You got used to a man's little mannerisms, got to like them even. Next he'd rake his fingers through his dish-water-blond hair. Yep, that's what he did.
"Guy, can I ask your honest opinion about something?"
He swallowed and rubbed the flat of his right hand back and forth on his chest. Jilly, you can ask me anything. If I was any kind of a man, I'd get over what I can't change and find a way to be what you need, what you want me to be. "Ask. Maybe I can be useful—maybe not." He sickened himself. She wanted intimacy with him, the kind that never let her doubt he was on her side. But he was scared to give it to her. Stuff had happened, deadly stuff, to the only woman he'd gotten really close to.
Yeah, Jilly thought, she just wanted him to reassure her that she shouldn't question her mother's motives for being back in Toussaint. And she'd like him to put her mind at rest about one or two things that made her antsy when she visited the old Edwards Place, where her mother's second husband, Daddy Preston, had set his wife up in lavish style. She'd dissuaded Edith from renaming the estate, so Edwards Place it remained, but Jilly didn't like the house much. Too big and eerie, filled with memories and sad stories Edith insisted on relating.

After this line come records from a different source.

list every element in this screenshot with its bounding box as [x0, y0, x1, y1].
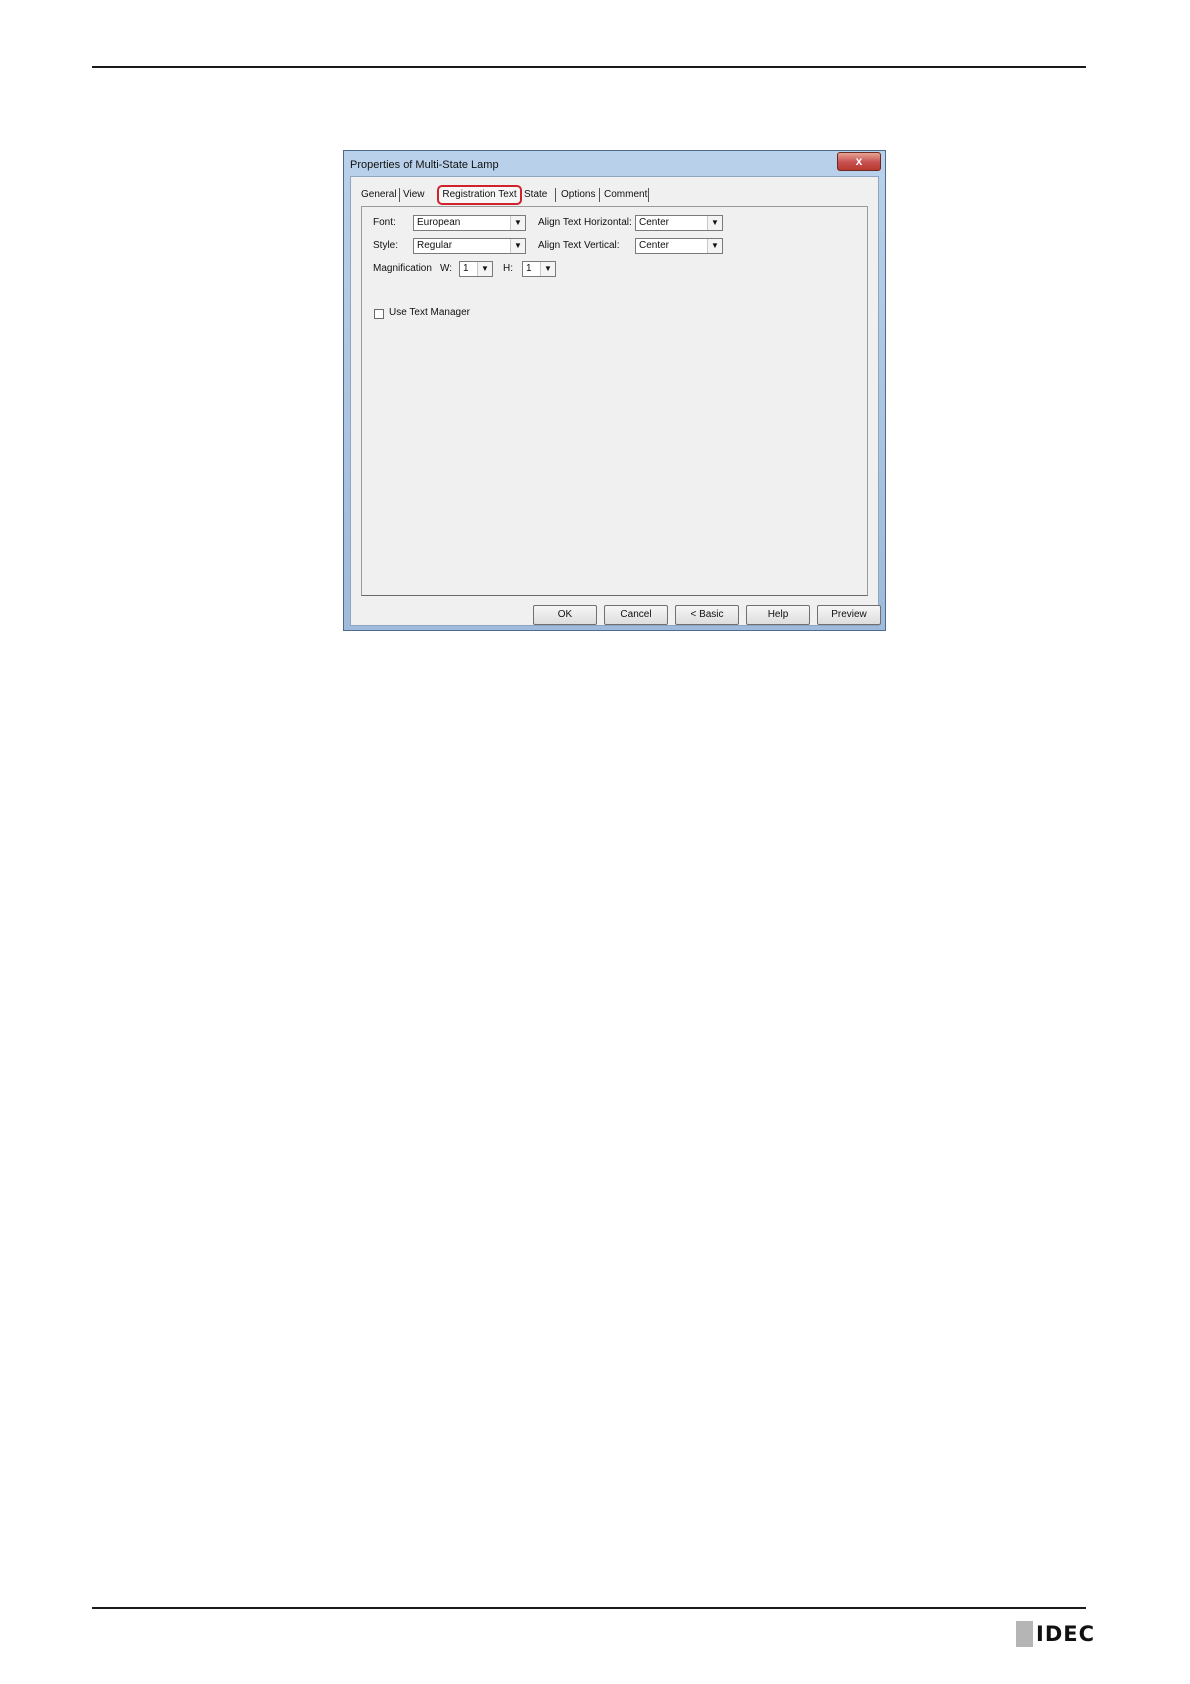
chevron-down-icon[interactable]: ▼	[707, 239, 722, 253]
align-vertical-label: Align Text Vertical:	[538, 240, 620, 251]
font-value: European	[417, 217, 461, 228]
w-label: W:	[440, 263, 453, 274]
chevron-down-icon[interactable]: ▼	[477, 262, 492, 276]
ok-button[interactable]: OK	[533, 605, 597, 625]
tab-registration-text[interactable]: Registration Text	[437, 185, 522, 205]
help-button[interactable]: Help	[746, 605, 810, 625]
chevron-down-icon[interactable]: ▼	[510, 239, 525, 253]
properties-dialog: Properties of Multi-State Lamp x General…	[343, 150, 886, 631]
tab-separator	[555, 188, 556, 202]
magnification-label: Magnification	[373, 263, 432, 274]
align-horizontal-value: Center	[639, 217, 670, 228]
dialog-client: General View Registration Text State Opt…	[350, 176, 881, 626]
h-select[interactable]: 1 ▼	[522, 261, 556, 277]
chevron-down-icon[interactable]: ▼	[540, 262, 555, 276]
font-select[interactable]: European ▼	[413, 215, 526, 231]
align-horizontal-select[interactable]: Center ▼	[635, 215, 723, 231]
tab-view[interactable]: View	[403, 189, 425, 200]
tab-comment[interactable]: Comment	[604, 189, 647, 200]
tab-separator	[399, 188, 400, 202]
dialog-title: Properties of Multi-State Lamp	[350, 159, 499, 171]
chevron-down-icon[interactable]: ▼	[510, 216, 525, 230]
align-horizontal-label: Align Text Horizontal:	[538, 217, 632, 228]
title-bar[interactable]: Properties of Multi-State Lamp x	[344, 151, 885, 176]
preview-button[interactable]: Preview	[817, 605, 881, 625]
tab-general[interactable]: General	[361, 189, 397, 200]
use-text-manager-label[interactable]: Use Text Manager	[389, 307, 470, 318]
align-vertical-value: Center	[639, 240, 670, 251]
font-label: Font:	[373, 217, 396, 228]
tab-separator	[599, 188, 600, 202]
style-value: Regular	[417, 240, 453, 251]
w-select[interactable]: 1 ▼	[459, 261, 493, 277]
footer-rule	[92, 1607, 1086, 1609]
tab-state[interactable]: State	[524, 189, 547, 200]
style-label: Style:	[373, 240, 399, 251]
logo-text: IDEC	[1036, 1622, 1096, 1646]
tab-options[interactable]: Options	[561, 189, 595, 200]
w-value: 1	[463, 263, 469, 274]
tab-separator	[648, 188, 649, 202]
basic-button[interactable]: < Basic	[675, 605, 739, 625]
align-vertical-select[interactable]: Center ▼	[635, 238, 723, 254]
registration-text-panel: Font: European ▼ Style: Regular ▼ Magnif…	[361, 206, 868, 596]
header-rule	[92, 66, 1086, 68]
style-select[interactable]: Regular ▼	[413, 238, 526, 254]
logo-mark	[1016, 1621, 1033, 1647]
close-button[interactable]: x	[837, 152, 881, 171]
h-label: H:	[503, 263, 513, 274]
cancel-button[interactable]: Cancel	[604, 605, 668, 625]
use-text-manager-checkbox[interactable]	[374, 309, 384, 319]
h-value: 1	[526, 263, 532, 274]
chevron-down-icon[interactable]: ▼	[707, 216, 722, 230]
idec-logo: IDEC	[1016, 1621, 1095, 1647]
close-icon: x	[855, 154, 863, 168]
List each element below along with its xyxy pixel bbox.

Then there was what happened last night. Guy could help her get through that if he had a mind to. All he had to do was tell her it was no big deal, and that he was on her side.
Jilly gave Guy a little smile, then dropped her face so he couldn't study her so closely anymore.
Would it be so dangerous to give her a hug? he wondered. A brotherly hug to take away some of the trouble he had seen in her eyes? He wasn't the only one who had suffered loss. Jilly's former fiancé turned out to be a felon and was destined to spend the rest of his life in the pen.
Jilly moved closer. She could feel him, always could when he was anywhere around.
"Okay," he said, and put a hand on her shoulder. She wasn't a fragile woman, but he felt clumsy around her. "Tell me about it, cher."
It was just his way to be reserved. He cared what happened to her, the same as she did about him. "You don't like it that Edith came back," she said.
"I never said that."
"You said she'd make trouble in the end. That sounded pretty much as if you didn't think she should have come here."
Had he said that? "I don't think that was exactly what I said, but if you want me to take it back, I will. She's been here awhile now and she hasn't hurt you so far as I can tell."